# Kerosene heaters, are legal?



## greenboy (Sep 5, 2005)

I wounder if Kerosene Heater are legal? In Pennsylvania. Anyway to check on this? I know Fema gave them away.


----------



## Windy in Kansas (Jun 16, 2002)

Where I live kerosene heaters are legal--it is the fuel that isn't. Haven't quite figured out why anyone would buy one here when they have to go elsewhere to buy fuel for it?

Since there was a recent kerosene recall in Pennsylvania I would expect that the heaters are legal in at least some areas. Also because of the Amish population the state has.
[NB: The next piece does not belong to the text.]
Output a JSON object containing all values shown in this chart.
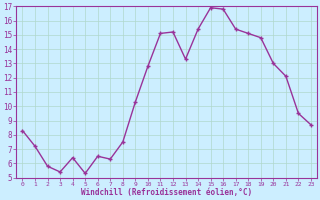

All of that means I don't know.


----------



## MELOC (Sep 26, 2005)

any more info on the kerosene recall? i know i had a hard time burning the stuff last year...a first in many years of kerosene heater use.


----------



## MELOC (Sep 26, 2005)

apparently the kero was mixed with gas. that has nothing to do with my issue. i suspected something different as the reason my fuel wouldn't burn properly last year.


----------



## Windy in Kansas (Jun 16, 2002)

Recall news link.
http://www.cleveland.com/business/plaindealer/index.ssf?/base/business-
7/1219393812306960.xml&coll=2


----------



## greenboy (Sep 5, 2005)

my kero did not burn properly last year...


----------



## ET1 SS (Oct 22, 2005)

We have a Kero heater, and we buy Kerosene from the local gas station.

I did not realize that there had been a recall of Kerosene.

In this area folks commonly burn kerosene in their oil furnaces to keep the 'oil' flowing. As well as in their farm vehicles instead of diesel fuel.


----------